Effect of serial awake prone positioning on oxygenation in patients admitted to intensive care with COVID-19

Link to article at PubMed

Postgrad Med J. 2021 Apr 30:postgradmedj-2020-139631. doi: 10.1136/postgradmedj-2020-139631. Online ahead of print.


INTRODUCTION: Awake prone positioning (APP) might benefit patients with COVID-19 by improving oxygenation, but it is unknown whether this improvement can be sustained with serial proning episodes.

METHODS: We conducted a retrospective review of adults with COVID-19 admitted to one intensive care unit, in those who underwent APP and controls. Patients in both groups had type 1 respiratory failure requiring oxygen (but not initially intubated), confirmed SARS-CoV-2 PCR by nasopharyngeal swab and findings of multifocal ground-glass opacities on imaging. For the APP group, serial SpO2/FiO2 measurements were recorded after each proning episode.

RESULTS: Of 77 patients admitted, 50 (65%) were excluded because they had already been intubated. Another 7 (9%) had undergone APP prior to admission. Of the remaining 20, 10 underwent APP and 10 were controls. Patients in both groups had similar demographics, subsequent intubation and survival. Of those who underwent APP, SpO2/FiO2 was most likely to increase after the first episode (before median: 152, IQR 135-185; after: median 192, IQR 156-234, p=0.04). Half of participants (5) in the APP group were unable to tolerate more than two APP episodes.

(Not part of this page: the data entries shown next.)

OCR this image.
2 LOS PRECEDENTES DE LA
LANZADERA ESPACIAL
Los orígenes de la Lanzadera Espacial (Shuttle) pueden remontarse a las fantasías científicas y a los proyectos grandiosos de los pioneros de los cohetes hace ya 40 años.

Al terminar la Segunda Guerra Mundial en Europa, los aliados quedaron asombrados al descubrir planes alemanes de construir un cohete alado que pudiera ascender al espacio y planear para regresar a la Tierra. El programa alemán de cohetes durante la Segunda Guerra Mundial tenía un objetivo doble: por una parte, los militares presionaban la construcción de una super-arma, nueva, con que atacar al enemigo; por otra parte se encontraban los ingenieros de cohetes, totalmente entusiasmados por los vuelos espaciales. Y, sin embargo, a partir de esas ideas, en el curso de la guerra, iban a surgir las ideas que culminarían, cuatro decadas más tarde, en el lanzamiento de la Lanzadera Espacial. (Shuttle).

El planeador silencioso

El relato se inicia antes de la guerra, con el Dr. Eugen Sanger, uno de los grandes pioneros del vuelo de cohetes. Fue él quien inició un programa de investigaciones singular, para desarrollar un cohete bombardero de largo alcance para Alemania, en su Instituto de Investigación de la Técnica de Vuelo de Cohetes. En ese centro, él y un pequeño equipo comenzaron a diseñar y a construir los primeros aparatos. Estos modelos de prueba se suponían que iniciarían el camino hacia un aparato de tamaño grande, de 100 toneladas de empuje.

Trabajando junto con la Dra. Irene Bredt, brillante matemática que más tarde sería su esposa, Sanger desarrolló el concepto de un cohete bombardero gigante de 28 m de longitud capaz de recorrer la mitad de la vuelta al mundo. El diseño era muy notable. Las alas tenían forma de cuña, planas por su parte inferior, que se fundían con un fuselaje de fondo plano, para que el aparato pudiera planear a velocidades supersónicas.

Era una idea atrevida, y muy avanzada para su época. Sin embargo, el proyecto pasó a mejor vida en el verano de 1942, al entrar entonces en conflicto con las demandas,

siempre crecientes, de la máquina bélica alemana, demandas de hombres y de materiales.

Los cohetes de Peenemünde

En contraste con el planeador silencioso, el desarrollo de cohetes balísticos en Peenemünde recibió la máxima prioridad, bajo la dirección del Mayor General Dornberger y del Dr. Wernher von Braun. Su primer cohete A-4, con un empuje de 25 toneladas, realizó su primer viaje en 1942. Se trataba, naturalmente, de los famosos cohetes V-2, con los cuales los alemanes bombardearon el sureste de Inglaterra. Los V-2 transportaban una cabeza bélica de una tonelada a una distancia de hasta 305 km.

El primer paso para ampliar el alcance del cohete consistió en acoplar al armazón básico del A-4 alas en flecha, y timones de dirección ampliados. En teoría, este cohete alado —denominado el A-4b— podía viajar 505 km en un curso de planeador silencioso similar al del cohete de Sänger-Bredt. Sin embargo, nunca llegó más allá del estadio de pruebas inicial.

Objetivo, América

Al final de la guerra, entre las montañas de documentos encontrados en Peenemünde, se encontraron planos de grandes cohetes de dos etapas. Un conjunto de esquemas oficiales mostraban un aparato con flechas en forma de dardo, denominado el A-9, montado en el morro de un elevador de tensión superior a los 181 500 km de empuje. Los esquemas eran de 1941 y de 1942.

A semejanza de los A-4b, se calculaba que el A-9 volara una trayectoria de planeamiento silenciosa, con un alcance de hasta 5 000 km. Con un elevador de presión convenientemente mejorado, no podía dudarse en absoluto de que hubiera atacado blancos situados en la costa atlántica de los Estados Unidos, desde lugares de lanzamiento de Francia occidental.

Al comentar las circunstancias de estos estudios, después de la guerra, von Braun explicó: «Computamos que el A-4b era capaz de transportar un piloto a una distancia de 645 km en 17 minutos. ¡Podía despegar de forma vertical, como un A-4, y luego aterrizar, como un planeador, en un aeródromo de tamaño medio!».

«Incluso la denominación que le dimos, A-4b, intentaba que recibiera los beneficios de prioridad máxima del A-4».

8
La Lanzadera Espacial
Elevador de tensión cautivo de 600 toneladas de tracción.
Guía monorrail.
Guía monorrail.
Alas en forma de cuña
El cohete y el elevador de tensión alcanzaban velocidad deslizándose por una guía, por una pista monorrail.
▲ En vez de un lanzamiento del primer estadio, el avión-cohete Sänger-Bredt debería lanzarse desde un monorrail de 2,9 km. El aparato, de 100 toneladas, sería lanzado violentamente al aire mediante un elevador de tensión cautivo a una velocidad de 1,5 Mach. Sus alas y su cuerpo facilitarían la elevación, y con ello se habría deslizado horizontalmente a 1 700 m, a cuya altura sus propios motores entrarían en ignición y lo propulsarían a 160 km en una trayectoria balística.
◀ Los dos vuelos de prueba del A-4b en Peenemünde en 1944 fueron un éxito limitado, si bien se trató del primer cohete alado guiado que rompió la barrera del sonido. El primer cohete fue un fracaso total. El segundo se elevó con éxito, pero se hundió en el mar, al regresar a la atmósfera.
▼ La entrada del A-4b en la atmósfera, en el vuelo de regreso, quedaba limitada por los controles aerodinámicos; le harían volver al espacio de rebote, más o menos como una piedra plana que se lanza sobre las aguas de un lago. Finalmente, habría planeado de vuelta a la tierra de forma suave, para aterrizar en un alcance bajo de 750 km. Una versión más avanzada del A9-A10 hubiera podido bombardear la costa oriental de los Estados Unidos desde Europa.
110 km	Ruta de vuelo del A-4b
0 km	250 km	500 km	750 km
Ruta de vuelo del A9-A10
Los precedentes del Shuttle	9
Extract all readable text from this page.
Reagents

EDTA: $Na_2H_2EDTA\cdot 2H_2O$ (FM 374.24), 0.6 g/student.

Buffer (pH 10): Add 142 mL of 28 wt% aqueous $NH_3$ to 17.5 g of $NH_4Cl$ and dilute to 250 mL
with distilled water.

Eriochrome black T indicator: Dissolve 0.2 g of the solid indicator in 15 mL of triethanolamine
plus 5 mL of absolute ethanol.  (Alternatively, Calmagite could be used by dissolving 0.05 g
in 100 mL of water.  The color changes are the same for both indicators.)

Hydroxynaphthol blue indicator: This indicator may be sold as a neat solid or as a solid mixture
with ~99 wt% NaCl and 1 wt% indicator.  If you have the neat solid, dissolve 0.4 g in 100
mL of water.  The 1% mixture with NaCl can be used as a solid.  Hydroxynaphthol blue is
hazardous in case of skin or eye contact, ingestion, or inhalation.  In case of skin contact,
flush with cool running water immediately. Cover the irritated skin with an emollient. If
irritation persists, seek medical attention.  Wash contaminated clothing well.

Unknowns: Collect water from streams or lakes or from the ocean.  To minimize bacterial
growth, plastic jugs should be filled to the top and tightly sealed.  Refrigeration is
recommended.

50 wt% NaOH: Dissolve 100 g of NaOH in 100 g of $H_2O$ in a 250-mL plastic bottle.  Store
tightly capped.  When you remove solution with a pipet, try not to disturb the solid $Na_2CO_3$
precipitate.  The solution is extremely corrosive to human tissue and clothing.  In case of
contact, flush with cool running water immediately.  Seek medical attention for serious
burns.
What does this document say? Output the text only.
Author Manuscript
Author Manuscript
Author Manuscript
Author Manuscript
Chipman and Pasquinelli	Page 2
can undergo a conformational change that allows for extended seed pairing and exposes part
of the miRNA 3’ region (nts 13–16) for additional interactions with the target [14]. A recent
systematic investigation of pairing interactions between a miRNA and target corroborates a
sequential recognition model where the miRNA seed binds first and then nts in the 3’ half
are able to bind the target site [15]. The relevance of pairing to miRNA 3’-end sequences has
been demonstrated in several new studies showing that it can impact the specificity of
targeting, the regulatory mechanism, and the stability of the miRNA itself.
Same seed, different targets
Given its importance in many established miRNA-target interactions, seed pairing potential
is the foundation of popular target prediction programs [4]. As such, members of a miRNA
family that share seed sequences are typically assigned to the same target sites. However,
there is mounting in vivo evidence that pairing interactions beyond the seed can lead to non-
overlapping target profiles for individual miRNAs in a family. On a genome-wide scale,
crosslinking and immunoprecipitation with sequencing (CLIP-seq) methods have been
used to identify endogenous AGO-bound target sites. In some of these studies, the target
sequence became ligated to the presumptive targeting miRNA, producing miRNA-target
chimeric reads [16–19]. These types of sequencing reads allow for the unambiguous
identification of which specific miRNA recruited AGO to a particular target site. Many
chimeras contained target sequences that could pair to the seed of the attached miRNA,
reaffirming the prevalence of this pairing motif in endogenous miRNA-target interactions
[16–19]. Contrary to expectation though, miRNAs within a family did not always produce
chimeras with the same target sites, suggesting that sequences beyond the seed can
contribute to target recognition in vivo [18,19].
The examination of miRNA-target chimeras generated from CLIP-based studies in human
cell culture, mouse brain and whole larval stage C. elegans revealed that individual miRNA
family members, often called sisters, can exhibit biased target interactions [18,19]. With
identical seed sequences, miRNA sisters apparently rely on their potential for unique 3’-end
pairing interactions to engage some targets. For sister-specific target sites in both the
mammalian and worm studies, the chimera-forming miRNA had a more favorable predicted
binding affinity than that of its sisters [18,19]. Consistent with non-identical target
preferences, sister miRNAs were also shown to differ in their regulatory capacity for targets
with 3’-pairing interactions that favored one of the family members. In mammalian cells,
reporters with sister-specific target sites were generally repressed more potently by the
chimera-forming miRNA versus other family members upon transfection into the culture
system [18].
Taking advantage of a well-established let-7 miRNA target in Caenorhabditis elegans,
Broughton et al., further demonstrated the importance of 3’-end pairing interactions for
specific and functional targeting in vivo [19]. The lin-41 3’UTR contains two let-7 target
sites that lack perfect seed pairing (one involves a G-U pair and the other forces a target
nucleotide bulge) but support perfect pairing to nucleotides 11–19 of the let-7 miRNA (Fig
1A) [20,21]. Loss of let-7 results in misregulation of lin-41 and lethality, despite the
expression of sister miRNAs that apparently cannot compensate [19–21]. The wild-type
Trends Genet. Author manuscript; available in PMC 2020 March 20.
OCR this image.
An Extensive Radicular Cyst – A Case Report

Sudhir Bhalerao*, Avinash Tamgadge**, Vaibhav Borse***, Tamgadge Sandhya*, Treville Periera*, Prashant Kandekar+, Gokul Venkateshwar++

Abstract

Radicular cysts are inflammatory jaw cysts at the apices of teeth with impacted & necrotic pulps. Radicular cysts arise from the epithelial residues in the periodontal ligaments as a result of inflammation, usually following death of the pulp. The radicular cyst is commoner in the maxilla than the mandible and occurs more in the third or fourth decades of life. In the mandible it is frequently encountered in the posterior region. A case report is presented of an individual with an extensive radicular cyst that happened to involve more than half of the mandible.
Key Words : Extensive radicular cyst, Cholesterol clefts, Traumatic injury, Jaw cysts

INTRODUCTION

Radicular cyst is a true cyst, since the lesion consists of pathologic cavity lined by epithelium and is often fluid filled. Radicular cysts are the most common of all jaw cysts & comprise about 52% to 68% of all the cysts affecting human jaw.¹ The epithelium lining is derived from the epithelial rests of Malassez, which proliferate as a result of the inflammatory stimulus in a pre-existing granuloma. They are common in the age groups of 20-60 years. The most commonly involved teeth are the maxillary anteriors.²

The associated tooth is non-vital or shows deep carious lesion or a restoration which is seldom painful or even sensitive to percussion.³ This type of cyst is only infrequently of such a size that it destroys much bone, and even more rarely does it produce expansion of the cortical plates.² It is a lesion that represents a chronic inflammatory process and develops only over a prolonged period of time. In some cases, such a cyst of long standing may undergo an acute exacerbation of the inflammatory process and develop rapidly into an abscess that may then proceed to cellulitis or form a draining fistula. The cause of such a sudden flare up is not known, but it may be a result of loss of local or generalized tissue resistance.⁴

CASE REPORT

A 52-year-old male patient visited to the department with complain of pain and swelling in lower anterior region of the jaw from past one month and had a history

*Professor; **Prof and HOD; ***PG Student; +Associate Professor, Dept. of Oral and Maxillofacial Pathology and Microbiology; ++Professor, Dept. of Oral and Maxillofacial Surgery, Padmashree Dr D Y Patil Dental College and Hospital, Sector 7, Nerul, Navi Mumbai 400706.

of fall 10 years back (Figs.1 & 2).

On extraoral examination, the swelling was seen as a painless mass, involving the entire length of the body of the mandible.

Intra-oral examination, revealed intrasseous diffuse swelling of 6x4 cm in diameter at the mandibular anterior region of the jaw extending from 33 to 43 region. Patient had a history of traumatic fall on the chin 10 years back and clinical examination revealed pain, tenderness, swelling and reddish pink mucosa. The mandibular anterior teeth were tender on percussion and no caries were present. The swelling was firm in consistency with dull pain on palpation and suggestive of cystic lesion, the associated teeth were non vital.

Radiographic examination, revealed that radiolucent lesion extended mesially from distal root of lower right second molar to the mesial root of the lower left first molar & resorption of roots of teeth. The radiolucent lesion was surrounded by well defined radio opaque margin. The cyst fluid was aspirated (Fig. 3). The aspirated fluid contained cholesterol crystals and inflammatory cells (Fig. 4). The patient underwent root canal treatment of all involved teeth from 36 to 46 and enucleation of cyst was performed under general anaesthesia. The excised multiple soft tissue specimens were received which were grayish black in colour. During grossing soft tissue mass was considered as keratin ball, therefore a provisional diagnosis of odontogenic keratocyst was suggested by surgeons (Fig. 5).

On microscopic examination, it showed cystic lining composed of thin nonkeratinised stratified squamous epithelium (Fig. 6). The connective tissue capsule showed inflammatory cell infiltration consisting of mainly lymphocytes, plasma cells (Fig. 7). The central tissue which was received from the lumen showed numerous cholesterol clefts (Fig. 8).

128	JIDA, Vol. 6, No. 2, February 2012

CONCLUSIONS: Most patients with COVID-19 admitted to the intensive care are not suitable for APP. Of those who are, many cannot tolerate more than two episodes. Improvements in SpO2/FiO2 secondary to APP are transient and most likely in the first episode. Our findings may explain why other studies have failed to show improvements in mortality from APP despite improvements in oxygenation.